Carl Andre, Poems, JRP | Ringier, 2014
As Gavin Delahunty writes, "Carl Andre has also made an art of words." On the occasion of the Carl Andre exhibition at the Museum zu Allerheiligen in Switzerland, JRP|Ringier is publishing a retrospective monograph which presents the artist’s poems. Carl Andre lays words on paper just as he lays pieces of metals or bricks on the floor. Formed by letters piled up in blocks of words assembled together, on top of each other, these poems, which he has written since the 1960s, arise as "sculptural configurations." In the tradition of concrete poetry, words become adjustable entities moved around and placed within the limits of the space of the sheet of paper in order to create new configurations and patterns, and eventually new works of art. "Andre [ … ] understands the word as a concrete module, similar to the squares of industrial metal, wooden timbers, or bricks in his signature three-dimensional pieces," writes Rob Weiner.

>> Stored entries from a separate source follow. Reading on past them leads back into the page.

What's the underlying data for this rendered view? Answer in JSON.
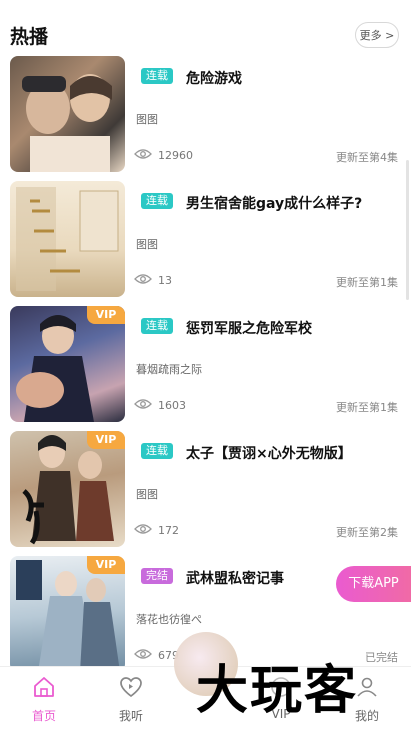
{
  "header": {
    "title": "热播",
    "more_label": "更多 >"
  },
  "items": [
    {
      "tag": "连载",
      "name": "危险游戏",
      "author": "图图",
      "views": "12960",
      "update": "更新至第4集",
      "vip": ""
    },
    {
      "tag": "连载",
      "name": "男生宿舍能gay成什么样子?",
      "author": "图图",
      "views": "13",
      "update": "更新至第1集",
      "vip": ""
    },
    {
      "tag": "连载",
      "name": "惩罚军服之危险军校",
      "author": "暮烟疏雨之际",
      "views": "1603",
      "update": "更新至第1集",
      "vip": "VIP"
    },
    {
      "tag": "连载",
      "name": "太子【贾诩×心外无物版】",
      "author": "图图",
      "views": "172",
      "update": "更新至第2集",
      "vip": "VIP"
    },
    {
      "tag": "完结",
      "name": "武林盟私密记事",
      "author": "落花也彷徨ぺ",
      "views": "679",
      "update": "已完结",
      "vip": "VIP"
    }
  ],
  "download_label": "下载APP",
  "tabs": [
    {
      "label": "首页"
    },
    {
      "label": "我听"
    },
    {
      "label": "VIP"
    },
    {
      "label": "我的"
    }
  ],
  "watermark": "大玩客",
  "colors": {
    "accent": "#ea5bd0",
    "serial_tag": "#2bc8c5",
    "done_tag": "#c86bdc",
    "vip_badge": "#f6a840"
  }
}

The book includes essays by art historians Gavin Delahunty and Valérie Mavridorakis, as well as curator Lynn Kost, and situates Carl Andre's written works within their initial context in the 1960s at a time when Minimalism was being defined.
Carla Lonzi, Autoportrait, JRP | Ringier, 2013
Première traduction en français de l'ouvrage de Carla Lonzi, document inestimable sur l'art italien des années 1960, paru pour la première fois en 1969 avant d'être oublié très vite, sans doute aussi en raison du fait que son auteure décida d'abandonner l'activité de critique d'art pour l'engagement féministe radical.

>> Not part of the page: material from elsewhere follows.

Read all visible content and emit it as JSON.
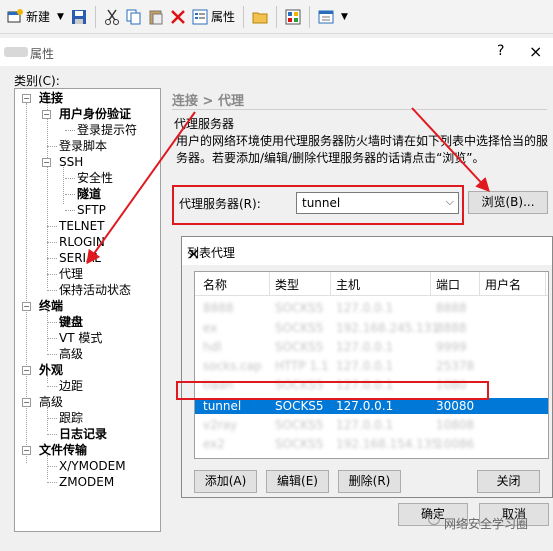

Cette publication d'Autoportrait, traduit pour la première fois en français, est accompagnée d'une préface, d'un appareil critique et biographique par l'historienne de l'art Giovanna Zapperi, permettant d'appréhender la singularité du projet de Carla Lonzi. Composé d'entretiens enregistrés puis recomposés afin de former un montage textuel inédit, Autoportrait est une tentative expérimentale pour réinventer la critique d'art à partir d'un récit fragmenté et d'une iconographie où les reproductions d'œuvres se mêlent à des images intimes. Document inestimable sur l'art italien des années 1960, Autoportrait est cet ouvrage polyphonique, « sorte de banquet maïeutique » auquel Carla Lonzi nous invite afin de repenser la production du discours sur l'art et les artistes.

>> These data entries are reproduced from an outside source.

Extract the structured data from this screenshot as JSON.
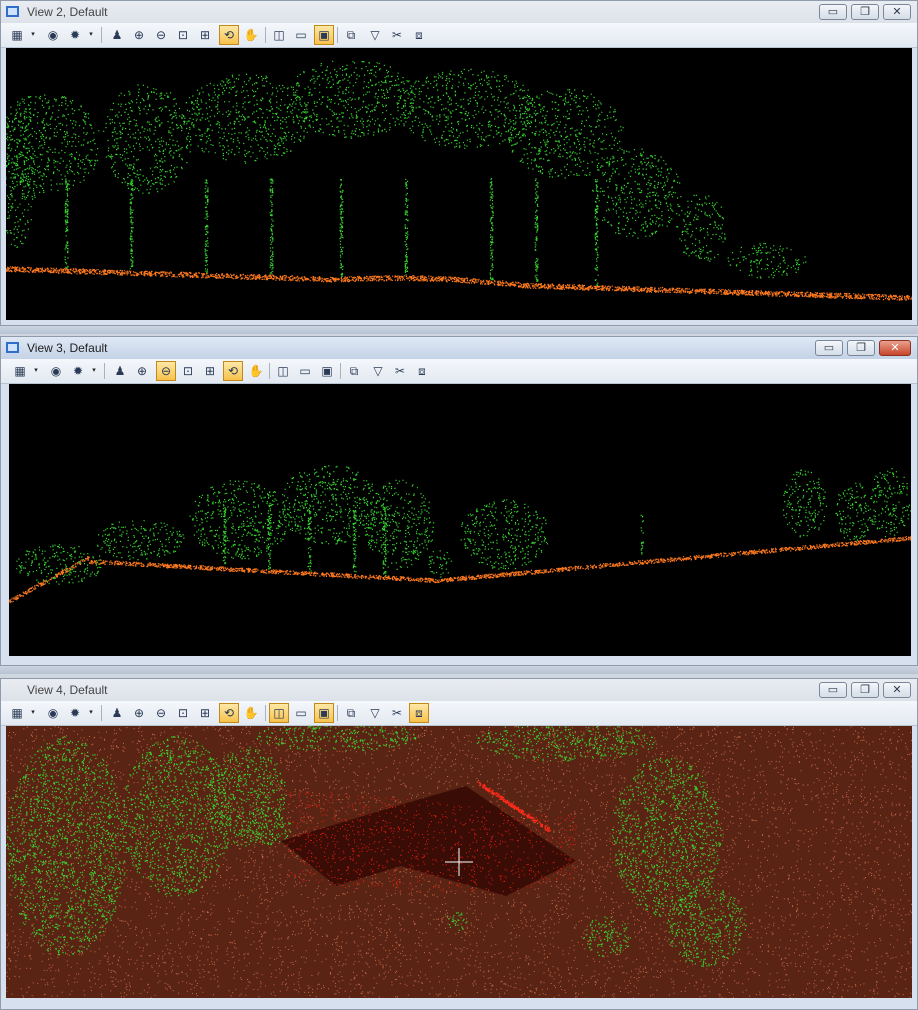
{
  "windows": [
    {
      "id": "view2",
      "title": "View 2, Default",
      "close_style": "normal"
    },
    {
      "id": "view3",
      "title": "View 3, Default",
      "close_style": "red"
    },
    {
      "id": "view4",
      "title": "View 4, Default",
      "close_style": "normal"
    }
  ],
  "window_buttons": {
    "minimize": "▭",
    "maximize": "❐",
    "close": "✕"
  },
  "toolbar_icons": [
    "▦",
    "◉",
    "✹",
    "♟",
    "⊕",
    "⊖",
    "⊡",
    "⊞",
    "⟲",
    "✋",
    "◫",
    "▭",
    "▣",
    "⧉",
    "▽",
    "✂",
    "⧈"
  ],
  "toolbar_caret": "▾",
  "colors": {
    "vegetation": "#37d42f",
    "ground": "#ff7a1e",
    "building": "#e01e12",
    "ground_surface": "#5a2414",
    "background": "#000000"
  }
}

Contient des entretiens avec Carla Accardi, Getulio Alviani, Enrico Castellani, Pietro Consagra, Luciano Fabro, Lucio Fontana, Jannis Kounellis, Mario Nigro, Guilio Paolini, Pino Pascali, Mimmo Rotella, Salvatore Scarpita, Guilio Turcato and Cy Twombly.
Josephine Pryde, The Enjoyment of Photography, JRP | Ringier, 2015
This publication presents a broad selection of Josephine Pryde's work from 1990 to 2014. In photographic works that encompass the full range of the medium's historical and current genres, styles, and techniques, but also through sculpture and writing, the Berlin- and London-based artist (*1967) offers incisive, often ironic, and provocative commentary on the values, hierarchies, and economies subtending the field of contemporary art against the backdrop of larger societal shifts. Estranging the familiar or conversely expressing the common in a radically unforeseen manner, Pryde's ingenuous choice of subject matter, unusual formal solutions and surprising juxtapositions continue to capture international exhibition audiences.
Featuring more than 350 color images, this most comprehensive monograph available on Pryde's work to date appears subsequent to the artist's mid-career survey exhibitions at the Kunstverein für die Rheinlande und Westfalen, Düsseldorf, and at Kunsthalle Bern in 2012.
Dieter Roth, Drawings / Zeichnungen, JRP | Ringier, 2007
Sculptor, poet, a pioneer of artist's books, performer, publisher, and musician, Dieter Roth has long been beloved as an artist's artist. Constantly trying to undo his art education, he would set up systems that discouraged the conventional and the consistent: he drew with both hands at once, preserved the discarded, and reveled in the transitory. Grease stains, mold formations, insect borings, and rotting foodstuffs were just some of the materials used, both out of a fascination with their painterly, textural aspects and for their innate ability to make time visible and play to chance. "More is better," he once said, and more there always was. Roth never stopped working, and he believed that everything could be art, from his sketchpad to the table he sat at, the telephone he talked on, or his friend's kitchen (the kitchen was later sold to a museum).
This book publishes some 260 drawings from the famous Copy Books group of works that the artist had carefully kept in his archive. Organized in series, these works span 1977 to 1998.